Hi All, In this blog we will go through the problem of leetcode number 136.

Question -

Given a non-empty array of integers nums, every element appears twice except for one. Find that single one.

You must implement a solution with a linear runtime complexity and use only constant extra space.

Example 1:

Input: nums = [2,2,1]
Output: 1

Example 2:

Input: nums = [4,1,2,1,2]
Output: 4

Example 3:

Input: nums = [1]
Output: 1

Analysis —

• As we can see we have array of nums which are non-empty and all numbers will come twice expect one number so we need to find out how to check the one number which is not repeating and we will return the single element.
• Here in question they mention “You must implement a solution with a linear runtime complexity and use only constant extra space.” which means we can traverse once on that array and cannot use extra space.

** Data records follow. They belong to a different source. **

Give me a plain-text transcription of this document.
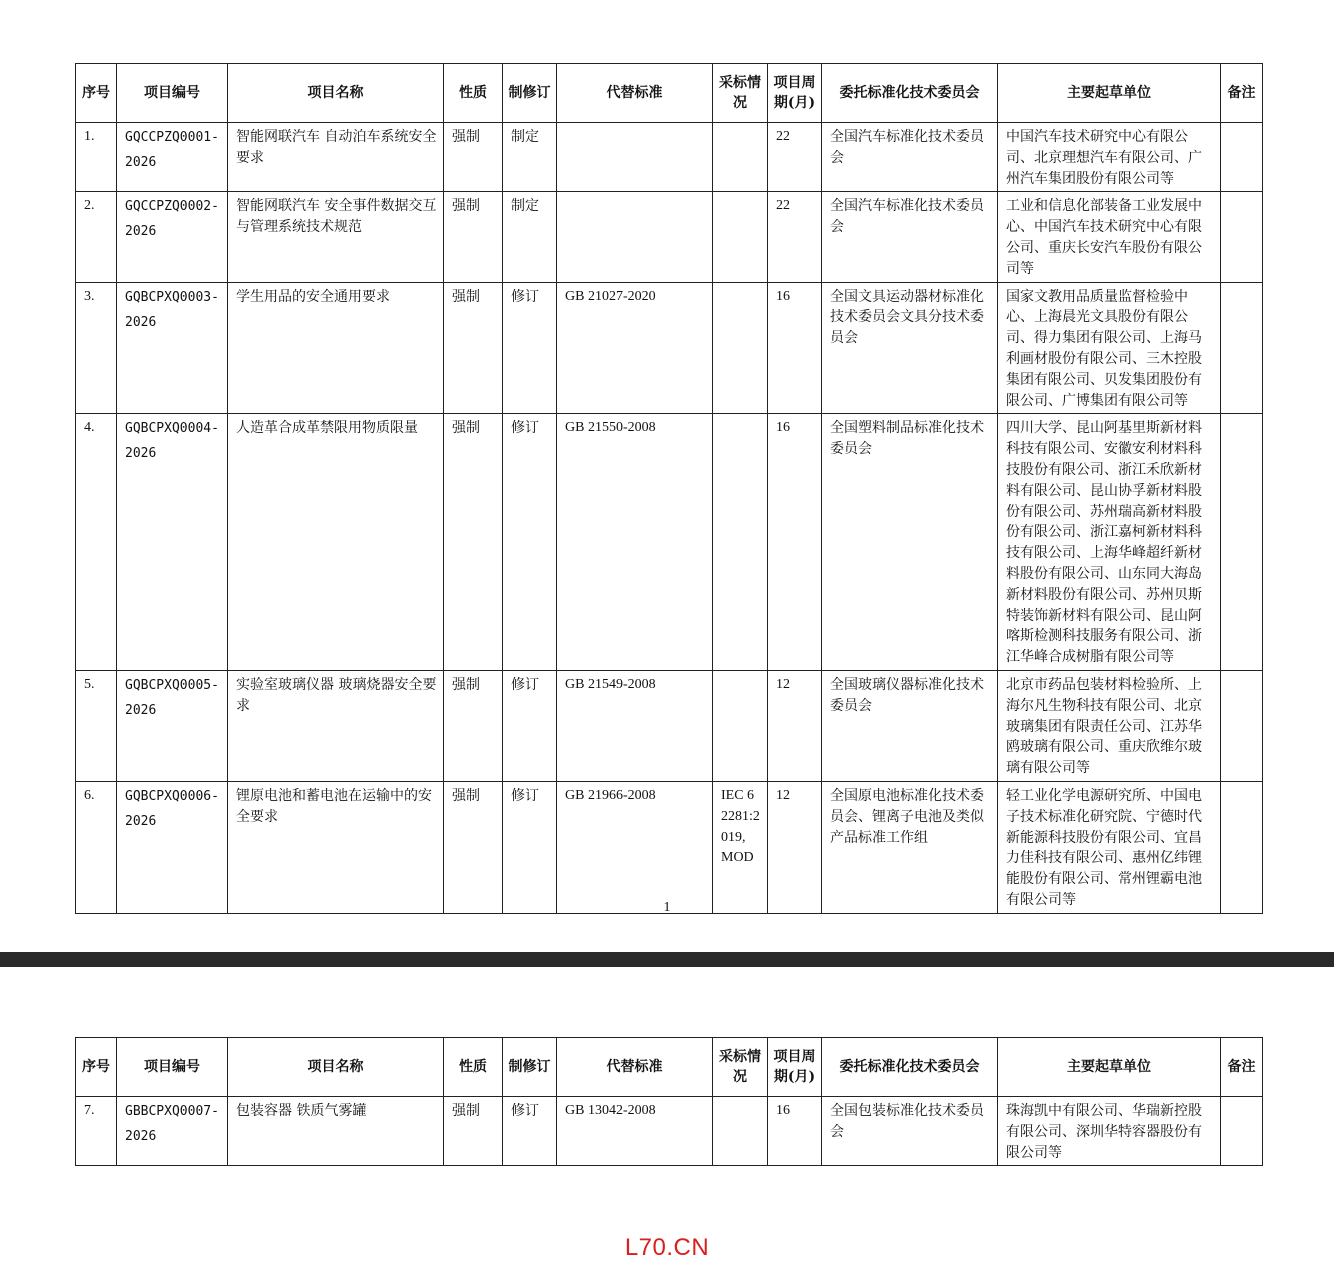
序号	项目编号	项目名称	性质	制修订	代替标准	采标情况	项目周期(月)	委托标准化技术委员会	主要起草单位	备注
1.	GQCCPZQ0001-2026	智能网联汽车 自动泊车系统安全要求	强制	制定			22	全国汽车标准化技术委员会	中国汽车技术研究中心有限公司、北京理想汽车有限公司、广州汽车集团股份有限公司等	
2.	GQCCPZQ0002-2026	智能网联汽车 安全事件数据交互与管理系统技术规范	强制	制定			22	全国汽车标准化技术委员会	工业和信息化部装备工业发展中心、中国汽车技术研究中心有限公司、重庆长安汽车股份有限公司等	
3.	GQBCPXQ0003-2026	学生用品的安全通用要求	强制	修订	GB 21027-2020		16	全国文具运动器材标准化技术委员会文具分技术委员会	国家文教用品质量监督检验中心、上海晨光文具股份有限公司、得力集团有限公司、上海马利画材股份有限公司、三木控股集团有限公司、贝发集团股份有限公司、广博集团有限公司等	
4.	GQBCPXQ0004-2026	人造革合成革禁限用物质限量	强制	修订	GB 21550-2008		16	全国塑料制品标准化技术委员会	四川大学、昆山阿基里斯新材料科技有限公司、安徽安利材料科技股份有限公司、浙江禾欣新材料有限公司、昆山协孚新材料股份有限公司、苏州瑞高新材料股份有限公司、浙江嘉柯新材料科技有限公司、上海华峰超纤新材料股份有限公司、山东同大海岛新材料股份有限公司、苏州贝斯特装饰新材料有限公司、昆山阿喀斯检测科技服务有限公司、浙江华峰合成树脂有限公司等	
5.	GQBCPXQ0005-2026	实验室玻璃仪器 玻璃烧器安全要求	强制	修订	GB 21549-2008		12	全国玻璃仪器标准化技术委员会	北京市药品包装材料检验所、上海尔凡生物科技有限公司、北京玻璃集团有限责任公司、江苏华鸥玻璃有限公司、重庆欣维尔玻璃有限公司等	
6.	GQBCPXQ0006-2026	锂原电池和蓄电池在运输中的安全要求	强制	修订	GB 21966-2008	IEC 62281:2019, MOD	12	全国原电池标准化技术委员会、锂离子电池及类似产品标准工作组	轻工业化学电源研究所、中国电子技术标准化研究院、宁德时代新能源科技股份有限公司、宜昌力佳科技有限公司、惠州亿纬锂能股份有限公司、常州锂霸电池有限公司等	
1
序号	项目编号	项目名称	性质	制修订	代替标准	采标情况	项目周期(月)	委托标准化技术委员会	主要起草单位	备注
7.	GBBCPXQ0007-2026	包装容器 铁质气雾罐	强制	修订	GB 13042-2008		16	全国包装标准化技术委员会	珠海凯中有限公司、华瑞新控股有限公司、深圳华特容器股份有限公司等	
L70.CN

Anyways if we use extra space this problem will be easy to solve as we can use hashmap.
• So here we can try with XOR operator so this we all know in our college days when we were learning embedded code or labs this XOR operator works as below table

source: Google

• If two element are same i.e. 1–1 or 0–0 this will return as “0” and if they are different i.e. 1 and 0 this will return as “1”.
• Lets check example one it is [2,2,1] output will be 1 because 2^ 2 -> 0, 2 ^ 1 -> 1.

Input: nums = [2,2,1]
Output: 1

• Now lets check how we can perform with program

class Solution {
    public int singleNumber(int[] nums) {
      int number=0;
      for(int i=0;i<nums.length;i++){
          number = number^nums[i];
      }  
      return number;
    }
}

• So here we have taken variable “number” and assigned it as “0” because any number xor with 0 is number itself. ( 0 ^ n = n)
• And with one for loop we can check the number with nums length and the number with xor with nums[i] so that any nuber which is duplicate will cancel itself and return as “0”. And last single element will return as “number”. This will give you successful result and program is accepted.
• We have started this series with basic question we will go through multiple question and try to solve it in next blogs.

Happy Reading :)